Le temps, la ville et l’urbaniste

2 mai 2012

La pensée ricardienne

Publié par alias dans Economie & clusters

Les perspectives de développement économique et d’internationalisation sont très prégnantes dans les politiques menées par le Grand Lyon, dont l’orientation est qualifiée de « ricardienne » par le Directeur de l’Institut d’urbanisme de Lyon II et le Grand Lyon :

« Elle s’emploie à améliorer les biens collectifs locaux, les facteurs de production et le tissu organisationnel de la ville, afin d’attirer non pas tous les capitaux mobiles mais avant tout et surtout les activités exportatrices, ceci afin d’accroître la richesse du territoire, richesse qui pourra ensuite se diffuser sur l’ensemble de la population »

La structure de conduite opératoire s’appuie sur trois modèles économiques :

Selon David Ricardo, les économies locales ont intérêt dans une économie ouverte à se spécialiser dans les domaines où elles détiennent des avantages comparatifs les plus significatifs. Ces avantages sont liés à l’inégale distribution des techniques de production et aux relations interentreprises en face à face (cluster), à la quantité des facteurs de production (main d’œuvre) et leur qualité (formation) ainsi qu’aux biens collectifs (infrastructures).

Selon Raymond Vernon, les innovations naissent dans les centres dotés des plus hauts facteurs de production. Dans sa phase de lancement, elles sont distribuées dans le marché national. Lorsque ce dernier arrive à saturation, l’entreprise a tendance à exporter. En augmentant la taille de son marché, elle maintient ainsi la croissance de son chiffre d’affaire. Dans un troisième temps, les  débouchés arrivant à saturation, l’entreprise va alors avoir tendance à délocaliser une partie de sa production afin d’abaisser ses coûts de production et de transport. Plus la concurrence sera forte, plus les entreprises se délocaliseront.

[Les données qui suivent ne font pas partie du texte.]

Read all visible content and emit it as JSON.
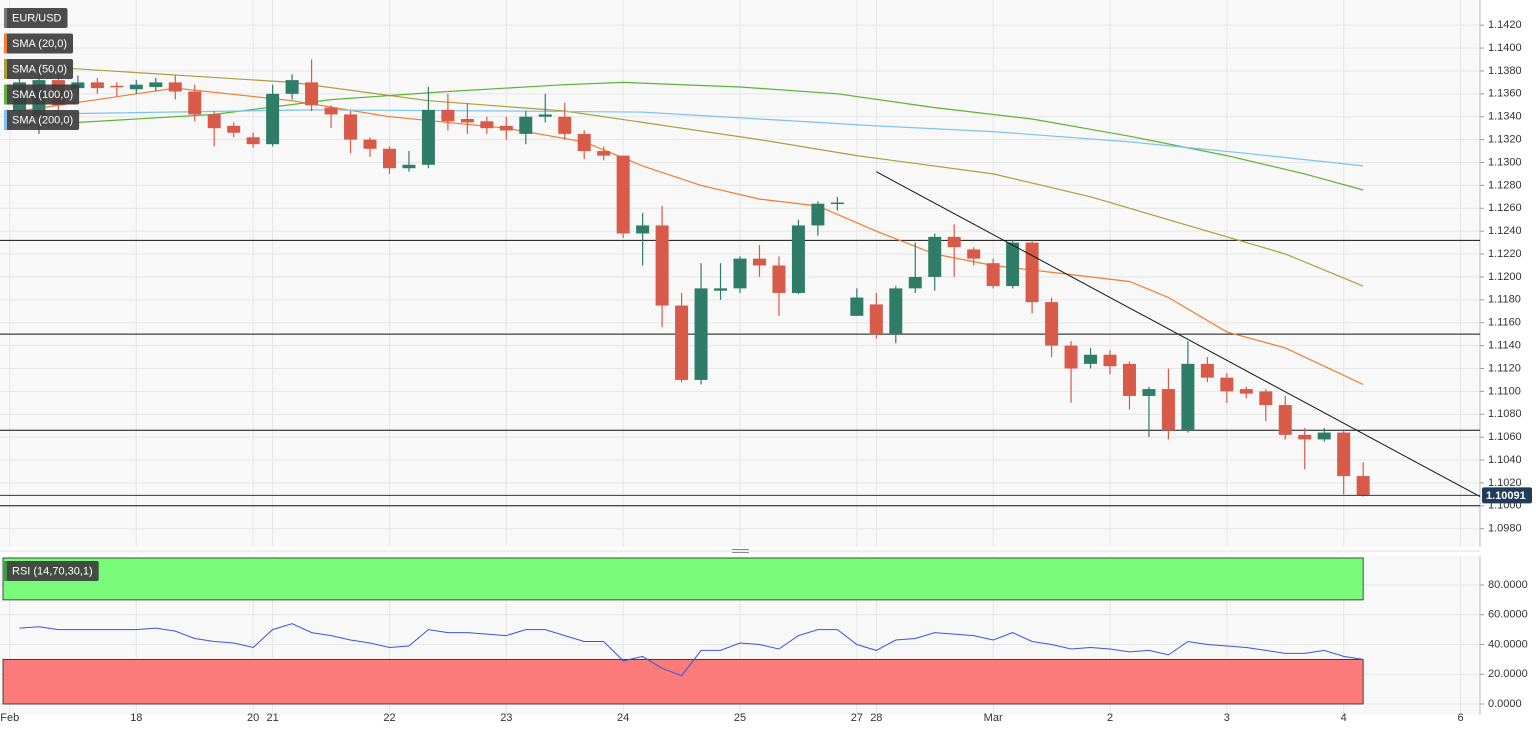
{
  "chart_data": [
    {
      "type": "candlestick",
      "name": "EUR/USD",
      "up_color": "#2f7c68",
      "down_color": "#d85a48",
      "open": [
        1.1345,
        1.134,
        1.1372,
        1.1365,
        1.137,
        1.1367,
        1.1364,
        1.1366,
        1.137,
        1.1362,
        1.1342,
        1.1332,
        1.1322,
        1.1316,
        1.136,
        1.137,
        1.1348,
        1.1342,
        1.132,
        1.1312,
        1.1295,
        1.1298,
        1.1346,
        1.1338,
        1.1336,
        1.1332,
        1.1325,
        1.134,
        1.134,
        1.1325,
        1.131,
        1.1306,
        1.1238,
        1.1245,
        1.1175,
        1.111,
        1.1188,
        1.119,
        1.1216,
        1.121,
        1.1186,
        1.1245,
        1.1264,
        1.1166,
        1.1176,
        1.115,
        1.119,
        1.12,
        1.1235,
        1.1224,
        1.1212,
        1.1192,
        1.123,
        1.1178,
        1.114,
        1.1124,
        1.1132,
        1.1124,
        1.1096,
        1.1102,
        1.1066,
        1.1124,
        1.1112,
        1.1102,
        1.11,
        1.1088,
        1.1062,
        1.1058,
        1.1064,
        1.1026
      ],
      "high": [
        1.1375,
        1.1378,
        1.1378,
        1.1376,
        1.1374,
        1.137,
        1.1372,
        1.1374,
        1.1376,
        1.1368,
        1.1345,
        1.1335,
        1.1326,
        1.1368,
        1.1377,
        1.139,
        1.135,
        1.1345,
        1.1322,
        1.1314,
        1.131,
        1.1366,
        1.136,
        1.1352,
        1.134,
        1.134,
        1.1345,
        1.136,
        1.1352,
        1.1328,
        1.1314,
        1.1306,
        1.1256,
        1.1262,
        1.1186,
        1.1212,
        1.1212,
        1.1218,
        1.1228,
        1.1218,
        1.125,
        1.1266,
        1.127,
        1.119,
        1.1186,
        1.1192,
        1.123,
        1.1238,
        1.1246,
        1.1226,
        1.1216,
        1.1232,
        1.1232,
        1.1182,
        1.1144,
        1.1138,
        1.1136,
        1.1126,
        1.1104,
        1.112,
        1.1144,
        1.113,
        1.1116,
        1.1104,
        1.1102,
        1.1096,
        1.1068,
        1.1068,
        1.1066,
        1.1038
      ],
      "low": [
        1.1335,
        1.1325,
        1.134,
        1.136,
        1.136,
        1.1358,
        1.136,
        1.1362,
        1.1355,
        1.1336,
        1.1314,
        1.1322,
        1.1313,
        1.1314,
        1.1355,
        1.1345,
        1.133,
        1.1308,
        1.1305,
        1.129,
        1.1292,
        1.1295,
        1.1328,
        1.1325,
        1.1325,
        1.132,
        1.1316,
        1.1335,
        1.132,
        1.1303,
        1.1302,
        1.1234,
        1.121,
        1.1156,
        1.1108,
        1.1106,
        1.118,
        1.1186,
        1.12,
        1.1166,
        1.1185,
        1.1236,
        1.1258,
        1.1166,
        1.1146,
        1.1142,
        1.1186,
        1.1188,
        1.12,
        1.121,
        1.119,
        1.119,
        1.1168,
        1.113,
        1.109,
        1.112,
        1.1115,
        1.1084,
        1.106,
        1.1058,
        1.1064,
        1.1108,
        1.109,
        1.1094,
        1.1074,
        1.1058,
        1.1032,
        1.1056,
        1.101,
        1.1008
      ],
      "close": [
        1.137,
        1.1372,
        1.135,
        1.137,
        1.1365,
        1.1366,
        1.1368,
        1.137,
        1.1362,
        1.1342,
        1.133,
        1.1326,
        1.1316,
        1.136,
        1.1372,
        1.135,
        1.1342,
        1.132,
        1.1312,
        1.1295,
        1.1298,
        1.1346,
        1.1336,
        1.1335,
        1.133,
        1.1328,
        1.134,
        1.1342,
        1.1325,
        1.131,
        1.1306,
        1.1238,
        1.1245,
        1.1175,
        1.111,
        1.119,
        1.119,
        1.1216,
        1.121,
        1.1186,
        1.1245,
        1.1264,
        1.1265,
        1.1182,
        1.115,
        1.119,
        1.12,
        1.1235,
        1.1226,
        1.1216,
        1.1192,
        1.123,
        1.1178,
        1.114,
        1.112,
        1.1132,
        1.1122,
        1.1096,
        1.1102,
        1.1066,
        1.1124,
        1.1112,
        1.11,
        1.1098,
        1.1088,
        1.1062,
        1.1058,
        1.1064,
        1.1026,
        1.1009
      ],
      "xlim": [
        -1,
        75
      ],
      "xticks": [
        {
          "value": -0.5,
          "label": "Feb"
        },
        {
          "value": 6,
          "label": "18"
        },
        {
          "value": 12,
          "label": "20"
        },
        {
          "value": 13,
          "label": "21"
        },
        {
          "value": 19,
          "label": "22"
        },
        {
          "value": 25,
          "label": "23"
        },
        {
          "value": 31,
          "label": "24"
        },
        {
          "value": 37,
          "label": "25"
        },
        {
          "value": 43,
          "label": "27"
        },
        {
          "value": 44,
          "label": "28"
        },
        {
          "value": 50,
          "label": "Mar"
        },
        {
          "value": 56,
          "label": "2"
        },
        {
          "value": 62,
          "label": "3"
        },
        {
          "value": 68,
          "label": "4"
        },
        {
          "value": 74,
          "label": "6"
        }
      ],
      "ylim": [
        1.0964,
        1.1442
      ],
      "yticks": [
        {
          "value": 1.098,
          "label": "1.0980"
        },
        {
          "value": 1.1,
          "label": "1.1000"
        },
        {
          "value": 1.102,
          "label": "1.1020"
        },
        {
          "value": 1.104,
          "label": "1.1040"
        },
        {
          "value": 1.106,
          "label": "1.1060"
        },
        {
          "value": 1.108,
          "label": "1.1080"
        },
        {
          "value": 1.11,
          "label": "1.1100"
        },
        {
          "value": 1.112,
          "label": "1.1120"
        },
        {
          "value": 1.114,
          "label": "1.1140"
        },
        {
          "value": 1.116,
          "label": "1.1160"
        },
        {
          "value": 1.118,
          "label": "1.1180"
        },
        {
          "value": 1.12,
          "label": "1.1200"
        },
        {
          "value": 1.122,
          "label": "1.1220"
        },
        {
          "value": 1.124,
          "label": "1.1240"
        },
        {
          "value": 1.126,
          "label": "1.1260"
        },
        {
          "value": 1.128,
          "label": "1.1280"
        },
        {
          "value": 1.13,
          "label": "1.1300"
        },
        {
          "value": 1.132,
          "label": "1.1320"
        },
        {
          "value": 1.134,
          "label": "1.1340"
        },
        {
          "value": 1.136,
          "label": "1.1360"
        },
        {
          "value": 1.138,
          "label": "1.1380"
        },
        {
          "value": 1.14,
          "label": "1.1400"
        },
        {
          "value": 1.142,
          "label": "1.1420"
        }
      ],
      "overlays": [
        {
          "name": "SMA (20,0)",
          "color": "#ef7d31",
          "x": [
            0,
            8,
            14,
            19,
            25,
            29,
            32,
            35,
            38,
            41,
            44,
            47,
            50,
            54,
            57,
            59,
            62,
            65,
            69
          ],
          "values": [
            1.1345,
            1.1365,
            1.1354,
            1.134,
            1.133,
            1.1318,
            1.1297,
            1.128,
            1.1268,
            1.1262,
            1.124,
            1.122,
            1.121,
            1.1202,
            1.1196,
            1.1182,
            1.1152,
            1.1138,
            1.1106
          ]
        },
        {
          "name": "SMA (50,0)",
          "color": "#a9a03a",
          "x": [
            0,
            14,
            21,
            28,
            32,
            38,
            43,
            50,
            55,
            60,
            65,
            69
          ],
          "values": [
            1.1385,
            1.137,
            1.1354,
            1.1345,
            1.1335,
            1.132,
            1.1306,
            1.129,
            1.127,
            1.1245,
            1.122,
            1.1192
          ]
        },
        {
          "name": "SMA (100,0)",
          "color": "#5db337",
          "x": [
            0,
            10,
            16,
            22,
            28,
            31,
            37,
            42,
            47,
            52,
            57,
            62,
            66,
            69
          ],
          "values": [
            1.1332,
            1.1342,
            1.1355,
            1.1362,
            1.1368,
            1.137,
            1.1366,
            1.136,
            1.1348,
            1.1338,
            1.1323,
            1.1306,
            1.129,
            1.1276
          ]
        },
        {
          "name": "SMA (200,0)",
          "color": "#7cc4ef",
          "x": [
            0,
            15,
            25,
            32,
            38,
            44,
            50,
            57,
            63,
            69
          ],
          "values": [
            1.1342,
            1.1346,
            1.1345,
            1.1344,
            1.1338,
            1.1332,
            1.1327,
            1.1318,
            1.1308,
            1.1297
          ]
        }
      ],
      "levels": [
        1.1232,
        1.115,
        1.1066,
        1.1
      ],
      "trendline": {
        "x": [
          44,
          75
        ],
        "values": [
          1.1292,
          1.1008
        ]
      },
      "last_price": 1.10091,
      "grid": true
    },
    {
      "type": "line",
      "series": [
        {
          "name": "RSI (14,70,30,1)",
          "color": "#3a55d8",
          "values": [
            51,
            52,
            50,
            50,
            50,
            50,
            50,
            51,
            49,
            44,
            42,
            41,
            38,
            50,
            54,
            48,
            46,
            43,
            41,
            38,
            39,
            50,
            48,
            48,
            47,
            46,
            50,
            50,
            46,
            42,
            42,
            29,
            32,
            24,
            19,
            36,
            36,
            41,
            40,
            37,
            46,
            50,
            50,
            40,
            36,
            43,
            44,
            48,
            47,
            46,
            43,
            48,
            42,
            40,
            37,
            38,
            37,
            35,
            36,
            33,
            42,
            40,
            39,
            38,
            36,
            34,
            34,
            36,
            32,
            30
          ]
        }
      ],
      "ylim": [
        -7.4,
        99.5
      ],
      "yticks": [
        {
          "value": 0,
          "label": "0.0000"
        },
        {
          "value": 20,
          "label": "20.0000"
        },
        {
          "value": 40,
          "label": "40.0000"
        },
        {
          "value": 60,
          "label": "60.0000"
        },
        {
          "value": 80,
          "label": "80.0000"
        }
      ],
      "overbought": 70,
      "oversold": 30,
      "overbought_color": "#7afb7a",
      "oversold_color": "#fb7a7a",
      "grid": true
    }
  ]
}
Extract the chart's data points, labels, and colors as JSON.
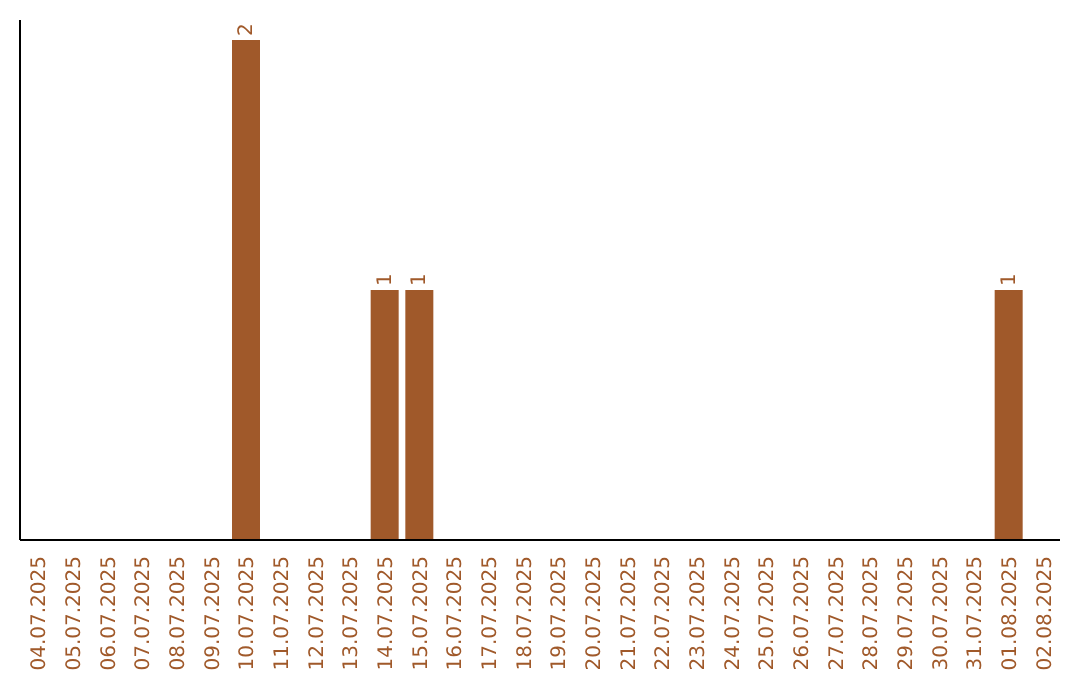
{
  "chart_data": {
    "type": "bar",
    "categories": [
      "04.07.2025",
      "05.07.2025",
      "06.07.2025",
      "07.07.2025",
      "08.07.2025",
      "09.07.2025",
      "10.07.2025",
      "11.07.2025",
      "12.07.2025",
      "13.07.2025",
      "14.07.2025",
      "15.07.2025",
      "16.07.2025",
      "17.07.2025",
      "18.07.2025",
      "19.07.2025",
      "20.07.2025",
      "21.07.2025",
      "22.07.2025",
      "23.07.2025",
      "24.07.2025",
      "25.07.2025",
      "26.07.2025",
      "27.07.2025",
      "28.07.2025",
      "29.07.2025",
      "30.07.2025",
      "31.07.2025",
      "01.08.2025",
      "02.08.2025"
    ],
    "values": [
      0,
      0,
      0,
      0,
      0,
      0,
      2,
      0,
      0,
      0,
      1,
      1,
      0,
      0,
      0,
      0,
      0,
      0,
      0,
      0,
      0,
      0,
      0,
      0,
      0,
      0,
      0,
      0,
      1,
      0
    ],
    "value_labels": [
      null,
      null,
      null,
      null,
      null,
      null,
      "2",
      null,
      null,
      null,
      "1",
      "1",
      null,
      null,
      null,
      null,
      null,
      null,
      null,
      null,
      null,
      null,
      null,
      null,
      null,
      null,
      null,
      null,
      "1",
      null
    ],
    "color": "#a0592a",
    "grid": false,
    "legend": false
  }
}
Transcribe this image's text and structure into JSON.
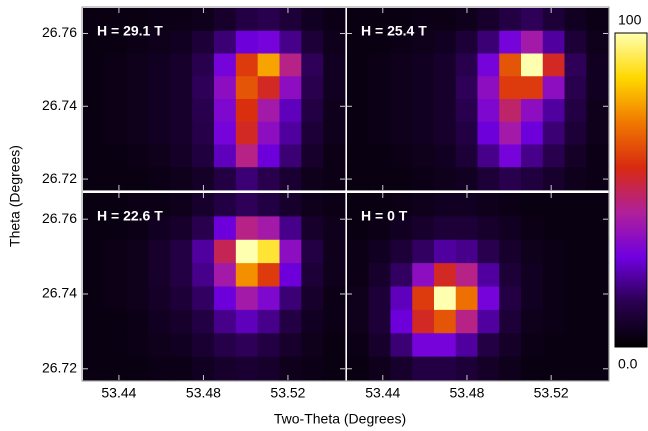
{
  "chart_data": {
    "type": "heatmap",
    "xlabel": "Two-Theta (Degrees)",
    "ylabel": "Theta (Degrees)",
    "xlim": [
      53.423,
      53.547
    ],
    "ylim": [
      26.717,
      26.767
    ],
    "xticks": [
      53.44,
      53.48,
      53.52
    ],
    "yticks": [
      26.72,
      26.74,
      26.76
    ],
    "zlim": [
      0,
      100
    ],
    "zticks": [
      {
        "value": 0,
        "label": "0.0"
      },
      100
    ],
    "colormap": [
      "#000000",
      "#2a0050",
      "#7000e0",
      "#b0209a",
      "#d82a10",
      "#f07800",
      "#ffd800",
      "#ffffb0"
    ],
    "panels": [
      {
        "title": "H = 29.1 T",
        "values": [
          [
            3,
            3,
            3,
            4,
            4,
            5,
            8,
            12,
            14,
            10,
            6,
            4
          ],
          [
            3,
            3,
            4,
            5,
            6,
            10,
            18,
            28,
            30,
            20,
            10,
            5
          ],
          [
            3,
            4,
            5,
            6,
            8,
            14,
            30,
            60,
            78,
            45,
            15,
            6
          ],
          [
            3,
            4,
            5,
            6,
            8,
            15,
            35,
            65,
            55,
            35,
            14,
            6
          ],
          [
            3,
            4,
            5,
            6,
            8,
            14,
            32,
            58,
            40,
            25,
            12,
            5
          ],
          [
            3,
            4,
            5,
            6,
            8,
            13,
            30,
            55,
            35,
            22,
            10,
            5
          ],
          [
            3,
            3,
            4,
            5,
            7,
            11,
            25,
            45,
            28,
            18,
            8,
            4
          ],
          [
            3,
            3,
            3,
            4,
            5,
            7,
            12,
            18,
            14,
            9,
            5,
            4
          ]
        ]
      },
      {
        "title": "H = 25.4 T",
        "values": [
          [
            3,
            3,
            3,
            4,
            4,
            5,
            8,
            12,
            15,
            10,
            6,
            4
          ],
          [
            3,
            3,
            4,
            5,
            6,
            10,
            18,
            30,
            40,
            22,
            10,
            5
          ],
          [
            3,
            4,
            5,
            6,
            8,
            14,
            30,
            65,
            100,
            55,
            15,
            6
          ],
          [
            3,
            4,
            5,
            6,
            8,
            15,
            35,
            60,
            60,
            35,
            14,
            6
          ],
          [
            3,
            4,
            5,
            6,
            8,
            14,
            32,
            48,
            35,
            22,
            12,
            5
          ],
          [
            3,
            4,
            5,
            6,
            8,
            12,
            28,
            40,
            28,
            18,
            10,
            5
          ],
          [
            3,
            3,
            4,
            5,
            6,
            10,
            20,
            30,
            20,
            14,
            7,
            4
          ],
          [
            3,
            3,
            3,
            4,
            5,
            6,
            10,
            14,
            11,
            8,
            5,
            4
          ]
        ]
      },
      {
        "title": "H = 22.6 T",
        "values": [
          [
            3,
            3,
            4,
            4,
            5,
            8,
            12,
            15,
            12,
            8,
            5,
            4
          ],
          [
            3,
            3,
            4,
            6,
            8,
            14,
            28,
            45,
            40,
            20,
            8,
            5
          ],
          [
            3,
            4,
            5,
            8,
            12,
            22,
            50,
            100,
            90,
            35,
            12,
            5
          ],
          [
            3,
            4,
            5,
            8,
            12,
            20,
            40,
            75,
            60,
            28,
            10,
            5
          ],
          [
            3,
            4,
            5,
            7,
            10,
            16,
            28,
            40,
            32,
            18,
            8,
            4
          ],
          [
            3,
            3,
            4,
            6,
            8,
            12,
            20,
            25,
            20,
            12,
            6,
            4
          ],
          [
            3,
            3,
            4,
            5,
            6,
            9,
            13,
            15,
            12,
            8,
            5,
            3
          ],
          [
            3,
            3,
            3,
            4,
            4,
            6,
            8,
            9,
            8,
            5,
            4,
            3
          ]
        ]
      },
      {
        "title": "H = 0 T",
        "values": [
          [
            3,
            3,
            4,
            5,
            6,
            6,
            5,
            4,
            3,
            3,
            3,
            3
          ],
          [
            3,
            4,
            6,
            8,
            10,
            10,
            8,
            6,
            4,
            3,
            3,
            3
          ],
          [
            4,
            6,
            10,
            16,
            22,
            20,
            14,
            8,
            5,
            4,
            3,
            3
          ],
          [
            4,
            8,
            16,
            35,
            55,
            45,
            22,
            10,
            6,
            4,
            3,
            3
          ],
          [
            5,
            10,
            25,
            60,
            100,
            70,
            30,
            12,
            6,
            4,
            3,
            3
          ],
          [
            5,
            10,
            28,
            55,
            65,
            45,
            22,
            10,
            5,
            4,
            3,
            3
          ],
          [
            4,
            8,
            18,
            30,
            30,
            22,
            12,
            7,
            4,
            3,
            3,
            3
          ],
          [
            3,
            5,
            8,
            12,
            12,
            10,
            7,
            5,
            3,
            3,
            3,
            3
          ]
        ]
      }
    ]
  }
}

Les métropoles ont donc tendance à perdre les activités routinières les plus anciennes, elles doivent chercher à renouveler leur base économique en favorisant l’essor d’activités innovantes.

Selon Homer Hoyt, une distinction doit être opérée entre les activités fondées sur les échanges entre une économie locale donnée et l’extérieur (tourisme), de celles qui n’opèrent qu’à l’intérieur de l’économie locale (commerce de proximité). Seules les premières sont en capacité de faire varier la richesse globale de l’économie locale. Si elles sont dynamiques, leurs bénéfices augmenteront provoquant par là même une croissance de la richesse produite sur le territoire. L’activité des secondes est en revanche un jeu de somme nul pour l’économie locale (simple transfert d’argent entre les deux agents économiques).

Une école pessimiste et productiviste

David Ricardo est le fondateur de l’école classique anglaise qualifiée de « pessimiste » compte tenu des lois naturelles implacables qu’il expose et de l’existence d’antagonismes qu’il met à jour dans la société moderne ; à la différence de l’école classique française de Jean-Baptiste Say qualifiée d’ « optimiste » en raison de l’exaltation du rôle de la production et de sa confiance dans le développement industriel.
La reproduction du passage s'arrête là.